Wealthy clubs such as Richmond and West Coast will be able to withstand the financial tsunami, but clubs with significant debts such as St Kilda and Brisbane face the greatest challenge to remain viable long-term. Geelong this week warned that its financial sustainability "is in jeopardy" with traditional revenue sources such as memberships, hospitality and match-day money makers all but wiped out. Only six clubs - Hawthorn, Richmond, Collingwood, West Coast, Adelaide and Essendon - will go it alone without AFL financial assistance, believing it would compromise their independence from head office.

 

Membership:

Eddie McGuire threw the toys out of the cot at the prospect of membership refunds: "What we don't want to do is have a run on clubs because the membership is keeping us alive at the moment. A club that has no members is a memory, so we need our members to stick with us as much as they can." But clubs have begun engaging with members about their options. Members facing financial difficulties have been encouraged to contact their club regarding 2020 memberships, while research regarding full or partial credit towards 2021 membership is being conducted.

 

Football departments:

80 per cent of staff at most clubs have been stood down until at least May 31 and potentially longer, depending on how soon football can return.

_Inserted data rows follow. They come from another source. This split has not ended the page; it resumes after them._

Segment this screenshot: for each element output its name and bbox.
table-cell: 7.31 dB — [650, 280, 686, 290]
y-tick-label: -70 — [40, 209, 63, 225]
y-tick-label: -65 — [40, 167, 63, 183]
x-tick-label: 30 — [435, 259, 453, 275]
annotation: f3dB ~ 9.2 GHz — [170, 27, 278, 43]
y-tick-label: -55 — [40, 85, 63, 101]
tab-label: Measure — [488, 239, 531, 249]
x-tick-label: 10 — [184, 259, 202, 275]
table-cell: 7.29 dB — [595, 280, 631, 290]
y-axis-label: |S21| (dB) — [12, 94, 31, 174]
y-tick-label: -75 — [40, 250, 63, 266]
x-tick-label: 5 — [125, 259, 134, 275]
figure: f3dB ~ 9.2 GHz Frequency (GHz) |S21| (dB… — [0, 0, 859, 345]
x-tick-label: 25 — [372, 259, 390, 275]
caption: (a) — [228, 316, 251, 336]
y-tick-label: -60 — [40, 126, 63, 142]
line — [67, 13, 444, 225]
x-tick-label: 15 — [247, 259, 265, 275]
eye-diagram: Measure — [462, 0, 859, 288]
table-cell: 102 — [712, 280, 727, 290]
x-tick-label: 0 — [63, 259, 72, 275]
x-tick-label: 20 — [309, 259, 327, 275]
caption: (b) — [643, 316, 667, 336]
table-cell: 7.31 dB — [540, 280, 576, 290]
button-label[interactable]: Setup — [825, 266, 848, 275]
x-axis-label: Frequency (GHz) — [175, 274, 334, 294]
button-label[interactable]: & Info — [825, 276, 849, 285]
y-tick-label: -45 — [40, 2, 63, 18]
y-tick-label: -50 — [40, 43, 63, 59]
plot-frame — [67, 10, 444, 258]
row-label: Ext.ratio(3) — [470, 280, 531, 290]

Expect football departments to be restructured with some fearing 40 per cent could lose their jobs and administration staffing to be cut back.

 

Assistant coaches:

Some assistant coaches have taken up outside work to sustain an income. It is expected that some will not return amid cost-cutting at all levels of clubs. Some clubs have up to nine coaches, including the senior coach, assistant coaches and development coaches. One club fears it will have to halve the number of coaches it has.

 

Facilities:

Hawthorn has already put its bold new training and administrative facility at Dingley on hold due to the coronavirus financial squeeze. Other clubs have parked plans to redevelop the next phase of their facilities, including Carlton, Richmond, Essendon and North Melbourne. Interestingly, the AFL is pushing ahead with its $225 million taxpayer funded redevelopment of Marvel Stadium.

 

Welfare:

The players' union will fight for welfare services as a priority for new-look football departments. One option would be to have the costs of some medical and psychological services placed outside any future hard cap.

 

AFLW:

The AFL has guaranteed that its women's competition will be back in its full format for its fifth season in 2021. But a number of players have expressed fears for its future. Coaches Nathan Burke and Steve Symonds have urged the league not to let the competition stagnate, while West Coast skipper Emma Swanson said it would be a shame to waste five years of growth. "You just hope that there's been too much work put into it to just let it slide away now," she said. "I stand by the AFL … I'm sure they'll do everything they can to make sure we're still running around next year some time."